This post originally appeared at Talk Poverty.
What if you had to make a choice between hunger or deportation?
As the Trump era unfolds in California, fear of an Immigration and Customs Enforcement crackdown is disrupting the daily lives of immigrants and their families. In a state with 5.4 million non-citizen residents — and where nearly half of all children have at least one immigrant parent — the president’s promise to increase deportations may already be affecting the health and livelihoods of families, even those here legally, by discouraging them from turning to public-assistance programs or from working.
At the Alameda County Community Food Bank in the San Francisco Bay area, 40 families recently requested that their food stamps be cancelled, according to Liz Gomez, ACCFB’s associate director of client services. Another 54 Spanish-speaking households that pre-qualified for the Supplemental Nutrition Assistance Program turned down the opportunity to apply. Gomez says that the combination of a leaked draft executive order suggesting that legal immigrants could be deported for turning to public assistance within their first five years of arrival, as well as local ICE sweeps — and stories about raids and arrests elsewhere — are making immigrants afraid to give their information to service providers.
— Liz Gomez, Alameda County Community Food Bank
ACCFB has one of the largest SNAP outreach programs among food banks nationwide. It also provides enough food for 580,000 meals each week through food pantries, soup kitchens, child-care centers, senior centers, after-school programs and other community-based organizations.
“We are concerned that some people are hesitant to visit a food pantry out of fear that ICE could show up,” said Gomez.
Indeed, Heidi McHugh, community education and outreach coordinator at Food for People in Humboldt County, says they have seen a decline in Latino clients at some sites. The organization runs 14 community food programs including meals for seniors, food pantries, school meal programs and a mobile produce pantry that travels throughout the county to distribute vegetables. This month, when it stopped in a community that historically turns out 20 or 30 Latino households, only five Latino households showed up.
“We had previous customers drive by without stopping,” said McHugh. “Our pantries in the communities with high proportions of Latino residents say that they are seeing fewer people coming for food.”
Qualifying for Medicaid, SNAP or WIC can’t currently be used as legal cause for deportation or denying someone citizenship. But people are still afraid, Gomez said, even immigrants with legal status. Given the leaked draft executive order, providing personal information feels risky, at best. “They fear it will be shared,” said Gomez. “But it’s important for people to know that information like immigration status is not collected by pantries or meal programs — they’re simply there to help people who need food.”

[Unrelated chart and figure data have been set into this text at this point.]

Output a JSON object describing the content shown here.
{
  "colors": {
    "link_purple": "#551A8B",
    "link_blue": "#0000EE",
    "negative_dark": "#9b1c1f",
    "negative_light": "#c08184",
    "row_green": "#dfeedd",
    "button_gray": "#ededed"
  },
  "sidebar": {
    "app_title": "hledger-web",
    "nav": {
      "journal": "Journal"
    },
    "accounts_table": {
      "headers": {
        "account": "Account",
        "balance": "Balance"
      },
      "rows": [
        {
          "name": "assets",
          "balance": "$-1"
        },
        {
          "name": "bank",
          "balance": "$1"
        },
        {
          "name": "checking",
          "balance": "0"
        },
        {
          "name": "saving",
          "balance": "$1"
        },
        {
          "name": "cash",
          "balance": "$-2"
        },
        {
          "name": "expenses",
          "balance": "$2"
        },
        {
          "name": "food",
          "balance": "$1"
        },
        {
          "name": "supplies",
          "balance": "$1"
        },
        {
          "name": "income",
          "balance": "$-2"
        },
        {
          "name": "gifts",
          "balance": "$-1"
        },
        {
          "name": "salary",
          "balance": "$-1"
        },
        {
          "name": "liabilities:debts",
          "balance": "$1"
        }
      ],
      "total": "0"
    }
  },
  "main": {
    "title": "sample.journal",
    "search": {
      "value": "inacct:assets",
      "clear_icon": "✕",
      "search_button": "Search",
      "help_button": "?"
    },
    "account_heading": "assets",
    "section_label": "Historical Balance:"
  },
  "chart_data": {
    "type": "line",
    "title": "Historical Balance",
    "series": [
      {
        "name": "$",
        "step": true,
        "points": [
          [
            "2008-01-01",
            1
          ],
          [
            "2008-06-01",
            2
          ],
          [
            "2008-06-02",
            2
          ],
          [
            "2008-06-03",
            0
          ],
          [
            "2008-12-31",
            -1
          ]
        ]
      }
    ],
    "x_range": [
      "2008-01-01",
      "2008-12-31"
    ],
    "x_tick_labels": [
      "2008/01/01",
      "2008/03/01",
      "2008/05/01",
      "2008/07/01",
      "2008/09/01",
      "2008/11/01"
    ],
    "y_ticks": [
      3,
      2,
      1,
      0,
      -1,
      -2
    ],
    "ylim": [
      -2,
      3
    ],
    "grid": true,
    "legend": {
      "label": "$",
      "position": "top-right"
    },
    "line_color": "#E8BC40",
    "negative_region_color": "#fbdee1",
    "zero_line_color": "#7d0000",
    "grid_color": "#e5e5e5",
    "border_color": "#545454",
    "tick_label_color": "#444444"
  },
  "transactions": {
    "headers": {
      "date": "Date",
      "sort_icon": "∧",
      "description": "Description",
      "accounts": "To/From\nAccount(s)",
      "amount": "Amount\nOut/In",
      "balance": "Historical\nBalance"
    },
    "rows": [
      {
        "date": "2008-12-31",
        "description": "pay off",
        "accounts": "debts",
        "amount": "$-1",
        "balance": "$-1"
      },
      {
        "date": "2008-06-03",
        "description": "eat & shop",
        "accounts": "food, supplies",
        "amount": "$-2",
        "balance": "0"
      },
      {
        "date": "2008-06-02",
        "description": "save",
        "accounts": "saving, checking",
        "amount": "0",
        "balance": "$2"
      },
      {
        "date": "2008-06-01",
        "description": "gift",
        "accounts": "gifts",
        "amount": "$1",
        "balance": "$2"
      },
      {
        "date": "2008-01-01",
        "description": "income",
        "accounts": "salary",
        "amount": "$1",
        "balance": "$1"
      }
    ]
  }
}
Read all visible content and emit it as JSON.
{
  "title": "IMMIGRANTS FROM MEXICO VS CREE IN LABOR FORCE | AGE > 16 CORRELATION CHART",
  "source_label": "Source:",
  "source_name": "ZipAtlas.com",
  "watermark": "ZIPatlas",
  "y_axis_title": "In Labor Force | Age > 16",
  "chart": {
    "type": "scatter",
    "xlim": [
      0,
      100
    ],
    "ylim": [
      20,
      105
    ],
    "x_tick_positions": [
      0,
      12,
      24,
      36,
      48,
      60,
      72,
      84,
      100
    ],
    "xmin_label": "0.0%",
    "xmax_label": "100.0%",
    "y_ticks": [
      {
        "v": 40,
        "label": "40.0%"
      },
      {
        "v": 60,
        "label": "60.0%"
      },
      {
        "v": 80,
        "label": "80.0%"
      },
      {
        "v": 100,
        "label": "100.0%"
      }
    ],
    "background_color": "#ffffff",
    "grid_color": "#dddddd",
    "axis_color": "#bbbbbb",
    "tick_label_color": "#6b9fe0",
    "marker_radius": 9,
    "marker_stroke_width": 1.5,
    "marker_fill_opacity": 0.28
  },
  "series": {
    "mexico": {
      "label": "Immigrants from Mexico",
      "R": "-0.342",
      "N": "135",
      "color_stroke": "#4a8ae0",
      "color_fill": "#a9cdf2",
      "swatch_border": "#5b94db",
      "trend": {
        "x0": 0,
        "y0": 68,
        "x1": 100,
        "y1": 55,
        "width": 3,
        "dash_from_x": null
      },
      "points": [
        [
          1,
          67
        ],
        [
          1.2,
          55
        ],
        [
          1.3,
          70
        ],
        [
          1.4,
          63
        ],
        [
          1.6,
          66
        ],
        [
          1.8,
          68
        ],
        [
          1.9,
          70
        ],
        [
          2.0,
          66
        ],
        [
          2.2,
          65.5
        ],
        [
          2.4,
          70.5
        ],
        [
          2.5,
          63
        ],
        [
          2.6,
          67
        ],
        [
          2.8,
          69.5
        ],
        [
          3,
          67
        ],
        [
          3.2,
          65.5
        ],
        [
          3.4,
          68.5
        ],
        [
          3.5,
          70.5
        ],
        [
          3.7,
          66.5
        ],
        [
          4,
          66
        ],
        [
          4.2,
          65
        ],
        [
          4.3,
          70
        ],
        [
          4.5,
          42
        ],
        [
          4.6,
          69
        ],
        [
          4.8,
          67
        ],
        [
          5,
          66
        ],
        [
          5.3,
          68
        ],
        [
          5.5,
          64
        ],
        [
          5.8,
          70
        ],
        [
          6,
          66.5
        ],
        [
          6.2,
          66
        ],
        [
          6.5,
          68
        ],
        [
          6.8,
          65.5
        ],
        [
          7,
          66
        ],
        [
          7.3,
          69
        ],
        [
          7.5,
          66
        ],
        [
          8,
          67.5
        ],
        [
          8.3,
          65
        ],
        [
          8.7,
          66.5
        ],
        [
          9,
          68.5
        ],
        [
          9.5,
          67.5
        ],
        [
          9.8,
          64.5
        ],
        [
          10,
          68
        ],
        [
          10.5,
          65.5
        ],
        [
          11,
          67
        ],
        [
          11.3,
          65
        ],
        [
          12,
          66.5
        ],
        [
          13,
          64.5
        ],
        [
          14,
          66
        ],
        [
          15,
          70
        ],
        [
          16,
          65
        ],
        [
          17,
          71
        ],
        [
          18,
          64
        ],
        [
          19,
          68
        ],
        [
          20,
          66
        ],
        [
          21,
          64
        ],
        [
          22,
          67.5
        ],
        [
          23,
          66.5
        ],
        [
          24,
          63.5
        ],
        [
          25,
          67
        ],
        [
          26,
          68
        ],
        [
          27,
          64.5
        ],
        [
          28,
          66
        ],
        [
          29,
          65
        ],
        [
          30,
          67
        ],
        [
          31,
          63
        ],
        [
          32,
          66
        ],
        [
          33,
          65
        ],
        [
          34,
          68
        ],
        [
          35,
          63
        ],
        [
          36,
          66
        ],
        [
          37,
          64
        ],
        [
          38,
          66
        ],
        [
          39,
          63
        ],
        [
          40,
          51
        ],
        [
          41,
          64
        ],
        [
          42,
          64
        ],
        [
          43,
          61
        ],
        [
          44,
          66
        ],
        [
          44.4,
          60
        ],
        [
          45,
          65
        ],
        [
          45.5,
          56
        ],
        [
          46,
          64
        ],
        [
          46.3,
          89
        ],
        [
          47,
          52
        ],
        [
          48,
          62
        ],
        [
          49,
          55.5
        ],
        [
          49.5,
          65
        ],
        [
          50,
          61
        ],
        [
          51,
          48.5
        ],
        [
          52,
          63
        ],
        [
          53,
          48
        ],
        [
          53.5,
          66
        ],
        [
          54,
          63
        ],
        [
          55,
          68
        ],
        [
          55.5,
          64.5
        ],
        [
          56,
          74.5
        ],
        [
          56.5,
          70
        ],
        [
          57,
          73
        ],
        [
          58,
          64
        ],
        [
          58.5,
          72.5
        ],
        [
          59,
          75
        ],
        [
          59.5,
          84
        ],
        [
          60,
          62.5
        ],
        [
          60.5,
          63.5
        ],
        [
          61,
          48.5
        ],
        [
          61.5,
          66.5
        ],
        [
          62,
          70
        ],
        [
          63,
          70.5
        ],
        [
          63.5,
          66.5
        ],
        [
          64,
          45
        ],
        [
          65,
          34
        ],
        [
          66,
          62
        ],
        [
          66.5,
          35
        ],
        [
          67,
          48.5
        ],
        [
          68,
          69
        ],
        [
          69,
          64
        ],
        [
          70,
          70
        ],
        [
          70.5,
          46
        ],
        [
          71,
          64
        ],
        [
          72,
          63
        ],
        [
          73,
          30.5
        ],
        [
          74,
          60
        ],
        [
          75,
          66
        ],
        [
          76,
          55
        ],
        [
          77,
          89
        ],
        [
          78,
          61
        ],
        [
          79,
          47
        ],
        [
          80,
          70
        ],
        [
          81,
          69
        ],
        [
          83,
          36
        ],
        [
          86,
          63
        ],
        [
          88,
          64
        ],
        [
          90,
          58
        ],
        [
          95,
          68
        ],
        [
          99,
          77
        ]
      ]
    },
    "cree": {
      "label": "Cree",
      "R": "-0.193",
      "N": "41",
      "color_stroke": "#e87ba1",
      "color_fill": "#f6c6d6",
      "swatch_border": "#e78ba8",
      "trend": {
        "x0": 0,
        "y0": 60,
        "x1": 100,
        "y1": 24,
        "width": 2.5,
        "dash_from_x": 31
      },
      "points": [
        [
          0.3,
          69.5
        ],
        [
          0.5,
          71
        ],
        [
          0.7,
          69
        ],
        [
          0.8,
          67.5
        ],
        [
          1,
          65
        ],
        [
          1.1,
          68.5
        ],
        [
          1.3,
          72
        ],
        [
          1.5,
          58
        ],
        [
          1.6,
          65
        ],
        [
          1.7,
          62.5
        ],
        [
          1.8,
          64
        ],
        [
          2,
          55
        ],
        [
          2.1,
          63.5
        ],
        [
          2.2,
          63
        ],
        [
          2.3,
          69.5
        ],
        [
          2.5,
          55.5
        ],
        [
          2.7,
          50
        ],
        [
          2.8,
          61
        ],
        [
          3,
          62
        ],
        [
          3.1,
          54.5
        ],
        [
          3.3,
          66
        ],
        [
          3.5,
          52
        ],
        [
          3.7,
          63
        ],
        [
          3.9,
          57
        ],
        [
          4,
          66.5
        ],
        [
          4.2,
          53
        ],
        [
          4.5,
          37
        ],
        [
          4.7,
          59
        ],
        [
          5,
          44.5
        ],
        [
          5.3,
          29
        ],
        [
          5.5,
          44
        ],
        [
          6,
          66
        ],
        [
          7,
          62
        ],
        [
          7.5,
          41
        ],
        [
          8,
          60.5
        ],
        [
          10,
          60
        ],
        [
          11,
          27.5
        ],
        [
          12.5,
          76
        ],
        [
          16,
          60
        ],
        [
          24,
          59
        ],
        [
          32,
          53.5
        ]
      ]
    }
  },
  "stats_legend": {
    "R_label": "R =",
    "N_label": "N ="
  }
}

About 45 percent of immigrant-headed families with children use food assistance programs. While undocumented immigrants are not eligible for food stamps, many families include children who are US citizens, and parents may apply on their behalf. Immigrants are more likely to be poor and to experience food insecurity than other groups of Americans; still, there is evidence that they’re already less likely to use public assistance than native-born citizens.
The economic impacts of forgoing benefits ripple to the surrounding community: Gomez said that the 40 households that canceled SNAP benefits and the 54 households that didn’t apply adds up to $630,000 annually in lost stimulus to the local economy. “And that’s just one example from our own work,” she said. “What’s the economic impact in communities across the country?”
Given recent ICE activity around the country, it’s not hard to see why immigrants might worry about the risks of using social support programs. Recently, ICE agents entered a courthouse in El Paso County, Texas and arrested a domestic violence victim who was trying to get a restraining order against her alleged abuser. In Alexandria, Virginia, there was a report of homeless people being interrogated by ICE at a church where they’d taken shelter from the cold. And in Los Angeles, a father was arrested by ICE immediately after dropping off his 12-year-old daughter at school.
Last month, two California state legislators sent a Freedom of Information Act request to the federal government seeking information about reported ICE activities in “sensitive locations” like “schools, hospitals, medical clinics, community centers, courts, government offices or churches.” Assembly Speaker Anthony Rendon and Senate President Senate President Pro Tem Kevin de León wrote that “the fear of possible ICE enforcement activity in sensitive spaces prevents Californians from accessing services, including educational, medical and law enforcement assistance.”
At a recent press conference in Fortuna, a small northern California city where nearly 20 percent of residents are Latino, members of the community talked about how the presence of ICE agents had disrupted their lives, including their ability to work. Jorge Matias, a community health worker, said there are parents who are “afraid to leave their homes to go to work or to go to their children’s schools for fear of being deported.” A woman named Karina Coronel said her children, ages 4 and 6, have recently been bullied at school by students and a teacher, and that she has been shoved in stores and repeatedly told to “go back to Mexico.” Coronel said, “Right now I am very fearful to even leave my home.”
“What gets me is that our people were already struggling,” said Gomez, noting that a 2014 study conducted by ACCFB showed that half of the food bank’s clients were already forced to make impossible choices between food and things like rent, utilities, transportation and medicine. “People are literally now making the choice not to eat or to sacrifice their health because they are so invested in being an American,” said Gomez.